South Korean and Taiwanese stock markets have seen historic rallies this year driven by surging demand for artificial intelligence chips and infrastructure.

This growth represents a critical tension between equity gains and financial stability. While investors are chasing high-growth opportunities, the expansion is being funded by significant borrowing, creating a debt-fueled environment that may be unsustainable if the AI bubble corrects.

South Korean equities on the KOSPI have increased by 28% year-to-date [1]. Meanwhile, the Taiwanese index has seen a 32% increase over the same period [1]. Business Insider staff said South Korean and Taiwanese equities have surged more than 30% this year as investors chase AI-driven growth [2].

However, this rally is accompanied by a sharp increase in corporate borrowing. Since 2026, South Korean firms have added $15 billion in net corporate debt [3]. Taiwanese firms have added $10 billion in corporate debt during that same timeframe [3].

Matt Phillips said tech giants are loading up on debt to fund AI projects, a trend that is spilling over into Asian markets [4]. This reliance on borrowed capital is creating volatility in other financial sectors.

Dara-Abasi Ita said the AI chip frenzy is driving up yields on South Korea's government bonds, reflecting investor concerns about rising debt [5]. The pressure on government bonds suggests that the equity boom is not without systemic risk, as the cost of borrowing rises, the burden on these debt-heavy companies increases.
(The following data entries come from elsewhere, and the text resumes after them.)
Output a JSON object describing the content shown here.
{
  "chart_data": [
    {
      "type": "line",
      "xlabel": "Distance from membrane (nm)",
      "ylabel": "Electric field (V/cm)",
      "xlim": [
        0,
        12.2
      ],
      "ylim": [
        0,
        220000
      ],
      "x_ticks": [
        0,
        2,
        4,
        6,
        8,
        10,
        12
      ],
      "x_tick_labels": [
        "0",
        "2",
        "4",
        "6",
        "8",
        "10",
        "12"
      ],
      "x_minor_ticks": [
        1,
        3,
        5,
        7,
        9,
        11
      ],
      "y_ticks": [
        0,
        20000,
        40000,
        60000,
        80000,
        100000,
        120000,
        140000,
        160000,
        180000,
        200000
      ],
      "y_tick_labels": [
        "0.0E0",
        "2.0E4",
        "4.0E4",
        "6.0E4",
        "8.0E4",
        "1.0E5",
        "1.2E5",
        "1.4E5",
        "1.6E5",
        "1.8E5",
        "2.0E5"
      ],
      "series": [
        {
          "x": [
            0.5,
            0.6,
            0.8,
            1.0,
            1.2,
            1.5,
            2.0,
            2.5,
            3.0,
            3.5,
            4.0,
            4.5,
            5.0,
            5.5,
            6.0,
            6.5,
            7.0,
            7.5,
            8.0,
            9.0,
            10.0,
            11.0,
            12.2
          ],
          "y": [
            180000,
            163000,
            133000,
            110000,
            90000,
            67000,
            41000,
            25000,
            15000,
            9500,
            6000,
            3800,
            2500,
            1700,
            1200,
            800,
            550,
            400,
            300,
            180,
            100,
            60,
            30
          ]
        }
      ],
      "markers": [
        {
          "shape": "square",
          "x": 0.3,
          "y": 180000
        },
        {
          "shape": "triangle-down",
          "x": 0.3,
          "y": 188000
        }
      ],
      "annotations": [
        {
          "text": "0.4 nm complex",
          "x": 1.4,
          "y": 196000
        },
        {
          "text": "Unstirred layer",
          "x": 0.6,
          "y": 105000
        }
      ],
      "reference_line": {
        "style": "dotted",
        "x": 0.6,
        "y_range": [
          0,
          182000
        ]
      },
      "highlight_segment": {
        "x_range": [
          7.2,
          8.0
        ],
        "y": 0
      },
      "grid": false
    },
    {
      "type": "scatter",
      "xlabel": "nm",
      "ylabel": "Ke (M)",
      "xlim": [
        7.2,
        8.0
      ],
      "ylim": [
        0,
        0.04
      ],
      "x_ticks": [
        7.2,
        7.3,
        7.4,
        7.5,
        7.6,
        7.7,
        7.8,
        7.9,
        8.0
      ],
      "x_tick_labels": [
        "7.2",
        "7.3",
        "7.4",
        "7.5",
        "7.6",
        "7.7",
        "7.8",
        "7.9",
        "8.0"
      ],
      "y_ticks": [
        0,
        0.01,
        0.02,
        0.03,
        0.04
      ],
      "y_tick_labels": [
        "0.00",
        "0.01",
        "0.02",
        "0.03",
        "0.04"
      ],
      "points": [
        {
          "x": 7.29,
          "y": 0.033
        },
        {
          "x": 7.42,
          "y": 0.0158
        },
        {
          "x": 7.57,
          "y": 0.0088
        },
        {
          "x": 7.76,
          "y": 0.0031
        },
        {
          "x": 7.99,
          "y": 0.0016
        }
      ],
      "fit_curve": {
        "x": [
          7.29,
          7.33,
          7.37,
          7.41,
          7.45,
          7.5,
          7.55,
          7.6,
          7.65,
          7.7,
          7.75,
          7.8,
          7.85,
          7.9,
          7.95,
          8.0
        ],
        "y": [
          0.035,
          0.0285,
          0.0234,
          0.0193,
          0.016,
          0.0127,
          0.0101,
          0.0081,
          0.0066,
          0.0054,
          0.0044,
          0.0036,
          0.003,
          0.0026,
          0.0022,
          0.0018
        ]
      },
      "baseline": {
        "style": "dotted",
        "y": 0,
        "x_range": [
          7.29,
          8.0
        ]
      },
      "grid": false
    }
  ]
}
The trend reflects a broader global pattern where the race for AI supremacy is prompting companies to prioritize rapid expansion over balance sheet caution. In both Seoul and Taipei, the rush to build the next generation of semiconductors has turned the regional markets into a focal point for both massive wealth creation and potential financial instability.

South Korean and Taiwanese equities have surged more than 30% this year as investors chase AI-driven growth.

The divergence between soaring stock prices and stressed bond markets indicates a growing risk premium in East Asia. While the AI boom provides a fundamental catalyst for growth, the reliance on $25 billion in combined new debt since 2026 suggests that these markets are highly sensitive to interest rate fluctuations. If the projected AI returns do not materialize quickly, the high debt loads could trigger a systemic correction across both equity and sovereign debt markets.